Casteism and corruption rampant in police and prison, found Kanojia as he recalls torture and torment
Journalist Prashant Kanojia, who spent 80 days in jail for a retweet that he deleted within half an hour, was given electric shock at the Hazratganj police station in Lucknow, he tells interviewers
Journalist Prashant Kanojia was arrested by UP Police for two retweets, once last year when he spent seven days in jail, and again this year when he was released on bail after 80 days. The outspoken journalist has candidly shared his experience. This first-person account is based on his interviews to The Shudra and the Polis Project.
When I was picked up by the police from my home in Delhi NCR, I was not told why I was being arrested. In fact, I learnt of the charge against me after my release. Nor did I have any idea why bail petitions moved on my behalf were rejected by the court. And when the High Court finally granted bail, police took six days to complete the process of verification.
My ordeal started at the Hazratganj police station in Lucknow, where I was taken first. The SHO, one Anjali Pandey, greeted me with the choicest abuses and casteist slurs. Other policemen present joined in. I was told that Ambedkar and ‘reservation’ had gone to the head of Dalits. I was also told about last year’s retweet and told that Yogi Adityanath was a Baba and I should not have retweeted something critical of him. At 2.30 am I was taken out of the lockup and given electric shock. They could have killed me if they wanted.
Police stations in UP will be unable to account for the arms, drugs and vehicles stored or parked there. They are all used to plant and frame innocent people, as I was told by many inside the jail. Most people I met in jail seemed to be innocent. I met someone who was in prison for the past three months because he had stolen a bar of Margo soap costing Rupees ten. He confided that he didn’t have money to buy soap but had heard that hands must be washed with soap as a preventive measure against the virus and hence had stolen the cake of soap.

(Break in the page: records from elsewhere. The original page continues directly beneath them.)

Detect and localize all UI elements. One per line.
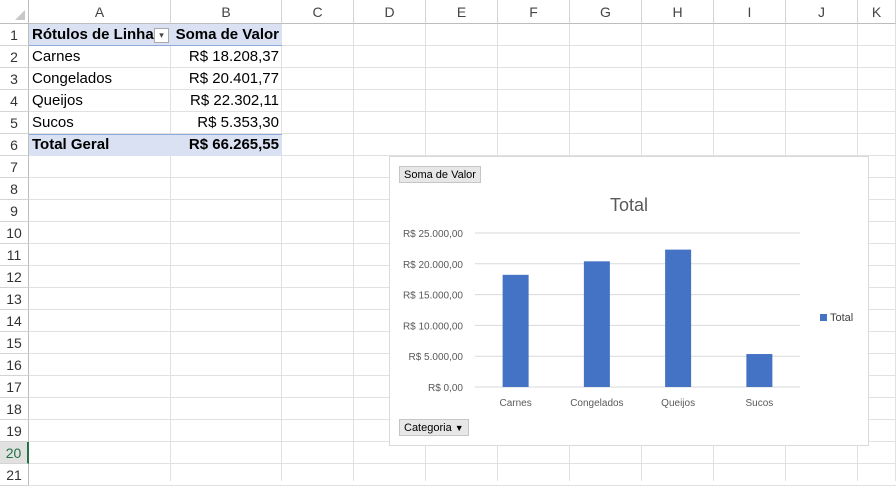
row-header-12[interactable]: 12 <box>0 266 29 288</box>
y-tick-label: R$ 20.000,00 <box>403 260 463 271</box>
axis-field-label: Categoria <box>404 422 452 434</box>
y-tick-label: R$ 15.000,00 <box>403 291 463 302</box>
pivot-row-label[interactable]: Congelados <box>29 68 171 90</box>
row-header-2[interactable]: 2 <box>0 46 29 68</box>
pivot-row-value[interactable]: R$ 20.401,77 <box>171 68 282 90</box>
row-header-16[interactable]: 16 <box>0 354 29 376</box>
pivot-total-label[interactable]: Total Geral <box>29 134 171 156</box>
pivot-row-label[interactable]: Sucos <box>29 112 171 134</box>
row-header-14[interactable]: 14 <box>0 310 29 332</box>
row-header-20[interactable]: 20 <box>0 442 29 464</box>
y-tick-label: R$ 10.000,00 <box>403 321 463 332</box>
column-header-h[interactable]: H <box>642 0 714 24</box>
column-header-i[interactable]: I <box>714 0 786 24</box>
y-tick-label: R$ 25.000,00 <box>403 229 463 240</box>
column-header-k[interactable]: K <box>858 0 896 24</box>
x-tick-label: Sucos <box>745 398 773 409</box>
axis-field-button[interactable]: Categoria ▼ <box>399 419 469 436</box>
row-header-18[interactable]: 18 <box>0 398 29 420</box>
column-header-d[interactable]: D <box>354 0 426 24</box>
x-tick-label: Queijos <box>661 398 695 409</box>
row-header-11[interactable]: 11 <box>0 244 29 266</box>
row-header-19[interactable]: 19 <box>0 420 29 442</box>
legend-swatch <box>820 314 827 321</box>
row-header-1[interactable]: 1 <box>0 24 29 46</box>
pivot-row-value[interactable]: R$ 5.353,30 <box>171 112 282 134</box>
chart-plot-area: R$ 0,00 R$ 5.000,00 R$ 10.000,00 R$ 15.000,… <box>403 229 800 409</box>
column-header-a[interactable]: A <box>29 0 171 24</box>
pivot-value-header[interactable]: Soma de Valor <box>171 24 282 46</box>
column-header-e[interactable]: E <box>426 0 498 24</box>
pivot-row-value[interactable]: R$ 18.208,37 <box>171 46 282 68</box>
bar-sucos[interactable] <box>746 354 773 387</box>
row-header-15[interactable]: 15 <box>0 332 29 354</box>
bar-congelados[interactable] <box>583 261 610 387</box>
legend-label: Total <box>830 312 854 324</box>
pivot-row-label[interactable]: Queijos <box>29 90 171 112</box>
gridline-h <box>29 463 896 464</box>
row-header-10[interactable]: 10 <box>0 222 29 244</box>
y-tick-label: R$ 0,00 <box>428 383 463 394</box>
column-header-g[interactable]: G <box>570 0 642 24</box>
x-tick-label: Carnes <box>500 398 532 409</box>
y-tick-label: R$ 5.000,00 <box>409 352 464 363</box>
column-header-f[interactable]: F <box>498 0 570 24</box>
row-header-7[interactable]: 7 <box>0 156 29 178</box>
row-header-13[interactable]: 13 <box>0 288 29 310</box>
row-header-8[interactable]: 8 <box>0 178 29 200</box>
x-tick-label: Congelados <box>570 398 623 409</box>
select-all-corner[interactable] <box>0 0 29 24</box>
row-header-17[interactable]: 17 <box>0 376 29 398</box>
row-header-5[interactable]: 5 <box>0 112 29 134</box>
pivot-row-value[interactable]: R$ 22.302,11 <box>171 90 282 112</box>
chart-legend[interactable]: Total <box>820 312 853 324</box>
row-header-3[interactable]: 3 <box>0 68 29 90</box>
row-header-6[interactable]: 6 <box>0 134 29 156</box>
row-header-21[interactable]: 21 <box>0 464 29 486</box>
column-header-c[interactable]: C <box>282 0 354 24</box>
bar-queijos[interactable] <box>665 249 692 387</box>
row-header-4[interactable]: 4 <box>0 90 29 112</box>
gridline-v <box>353 24 354 481</box>
pivot-chart[interactable]: Soma de Valor Total R$ 0,00 R$ 5.000,00 R$… <box>389 156 869 446</box>
column-header-j[interactable]: J <box>786 0 858 24</box>
pivot-row-labels-header[interactable]: Rótulos de Linha <box>29 24 154 46</box>
dropdown-arrow-icon: ▼ <box>454 423 464 433</box>
column-header-b[interactable]: B <box>171 0 282 24</box>
pivot-total-value[interactable]: R$ 66.265,55 <box>171 134 282 156</box>
pivot-row-label[interactable]: Carnes <box>29 46 171 68</box>
bar-carnes[interactable] <box>502 274 529 387</box>
filter-dropdown-icon[interactable]: ▾ <box>154 28 169 43</box>
row-header-9[interactable]: 9 <box>0 200 29 222</box>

The day after I was sent to jail—there was of course no hearing by the magistrate and I was given no opportunity to tell the court my version—I was summoned to furnish details to be entered in a register. After asking my name, address, wife’s name, phone number etc., they asked me to name my caste. The register also had a column for caste. When I identified my caste as ‘Bahujan’, they did not understand it. I then replied I was a Dalit. But that too was not sufficient. They wanted to know whether I was a Chamar, a Dhobi or a Pasi. I noticed that Identity Cards issued by the prison also identified people by their sub-caste.

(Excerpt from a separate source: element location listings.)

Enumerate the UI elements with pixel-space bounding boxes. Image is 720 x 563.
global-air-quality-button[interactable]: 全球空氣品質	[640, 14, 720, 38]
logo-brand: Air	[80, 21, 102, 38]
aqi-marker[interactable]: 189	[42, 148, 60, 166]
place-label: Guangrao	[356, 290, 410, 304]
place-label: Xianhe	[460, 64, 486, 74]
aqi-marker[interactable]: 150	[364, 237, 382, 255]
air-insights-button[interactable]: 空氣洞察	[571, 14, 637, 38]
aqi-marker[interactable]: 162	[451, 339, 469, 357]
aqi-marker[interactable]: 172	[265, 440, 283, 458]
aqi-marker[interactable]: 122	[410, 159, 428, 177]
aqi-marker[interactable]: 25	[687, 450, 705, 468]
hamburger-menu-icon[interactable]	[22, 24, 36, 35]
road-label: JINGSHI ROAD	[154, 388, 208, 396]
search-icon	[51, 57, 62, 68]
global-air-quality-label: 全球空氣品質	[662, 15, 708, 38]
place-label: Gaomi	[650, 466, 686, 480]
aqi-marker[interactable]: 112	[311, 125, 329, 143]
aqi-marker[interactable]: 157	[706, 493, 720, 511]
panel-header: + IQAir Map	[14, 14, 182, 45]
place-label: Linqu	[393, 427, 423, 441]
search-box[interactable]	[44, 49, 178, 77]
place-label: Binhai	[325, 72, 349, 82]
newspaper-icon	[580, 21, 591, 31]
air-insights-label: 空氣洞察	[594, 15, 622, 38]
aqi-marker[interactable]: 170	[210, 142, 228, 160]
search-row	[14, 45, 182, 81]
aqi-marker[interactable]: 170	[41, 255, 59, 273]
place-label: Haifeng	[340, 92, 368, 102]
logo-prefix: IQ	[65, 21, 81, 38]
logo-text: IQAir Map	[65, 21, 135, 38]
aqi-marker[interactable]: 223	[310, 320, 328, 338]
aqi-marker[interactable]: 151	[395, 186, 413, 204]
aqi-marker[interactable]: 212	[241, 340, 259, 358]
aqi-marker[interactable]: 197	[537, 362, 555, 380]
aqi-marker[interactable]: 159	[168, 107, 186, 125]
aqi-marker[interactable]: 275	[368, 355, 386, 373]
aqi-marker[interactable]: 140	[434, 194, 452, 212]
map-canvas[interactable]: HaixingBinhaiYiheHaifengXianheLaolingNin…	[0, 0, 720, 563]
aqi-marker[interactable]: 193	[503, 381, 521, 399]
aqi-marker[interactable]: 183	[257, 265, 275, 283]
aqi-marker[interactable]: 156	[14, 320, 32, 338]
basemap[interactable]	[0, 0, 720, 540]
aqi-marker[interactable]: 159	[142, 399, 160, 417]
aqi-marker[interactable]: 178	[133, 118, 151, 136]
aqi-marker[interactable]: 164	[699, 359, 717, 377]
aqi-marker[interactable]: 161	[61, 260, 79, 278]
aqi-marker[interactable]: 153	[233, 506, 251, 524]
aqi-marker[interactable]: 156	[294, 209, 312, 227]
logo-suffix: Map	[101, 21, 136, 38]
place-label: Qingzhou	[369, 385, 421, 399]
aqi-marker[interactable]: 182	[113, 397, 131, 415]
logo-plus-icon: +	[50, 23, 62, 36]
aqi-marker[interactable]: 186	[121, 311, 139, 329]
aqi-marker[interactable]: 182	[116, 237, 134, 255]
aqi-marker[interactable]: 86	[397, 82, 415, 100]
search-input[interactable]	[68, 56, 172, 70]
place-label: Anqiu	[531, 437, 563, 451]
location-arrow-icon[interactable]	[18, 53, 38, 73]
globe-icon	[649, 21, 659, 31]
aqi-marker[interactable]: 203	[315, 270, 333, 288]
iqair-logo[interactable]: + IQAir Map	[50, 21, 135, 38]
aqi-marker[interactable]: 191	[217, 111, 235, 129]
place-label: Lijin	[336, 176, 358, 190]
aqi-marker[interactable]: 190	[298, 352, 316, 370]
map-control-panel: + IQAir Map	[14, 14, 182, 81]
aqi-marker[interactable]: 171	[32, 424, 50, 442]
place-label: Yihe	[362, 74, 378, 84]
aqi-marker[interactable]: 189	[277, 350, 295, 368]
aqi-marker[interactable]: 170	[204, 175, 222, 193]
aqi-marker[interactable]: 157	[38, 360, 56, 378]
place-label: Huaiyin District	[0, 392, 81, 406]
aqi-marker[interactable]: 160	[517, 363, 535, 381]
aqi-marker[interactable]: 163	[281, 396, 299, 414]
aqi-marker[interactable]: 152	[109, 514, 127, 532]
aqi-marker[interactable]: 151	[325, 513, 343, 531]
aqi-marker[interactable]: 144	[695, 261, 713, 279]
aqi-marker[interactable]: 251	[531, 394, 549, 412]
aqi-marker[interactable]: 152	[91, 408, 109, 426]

The experience in prison was obviously not pleasant. The Jail manual is flouted at every turn. The system is designed to induce well-off prisoners to offer money for basic facilities, without having to ask for a bribe. 80% of the inmates are poor, marginalized and many of them innocent. There was no way they could pay. If you fell ill, there were a few standard medicines. If you died, it’s too bad.
I also met people who had been granted bail but there was nobody in their family to complete the formalities. I myself was released on bail after submitting a surety of Rupees two lakhs. Last year the amount was Rs 40,000. It is a dehumanizing and oppressive system.
Conditions in jail are not reported in the media. And the judiciary is as corrupt, as casteist and as callous as the police and the prison system.
I am unable to go out alone. I have been advised against visiting Uttar Pradesh. I keep receiving death threats and threats targeted at my wife. I could be at the receiving end of a bullet one day but I worry about my small family. But man lives by hope. I am also optimistic that we shall overcome some day.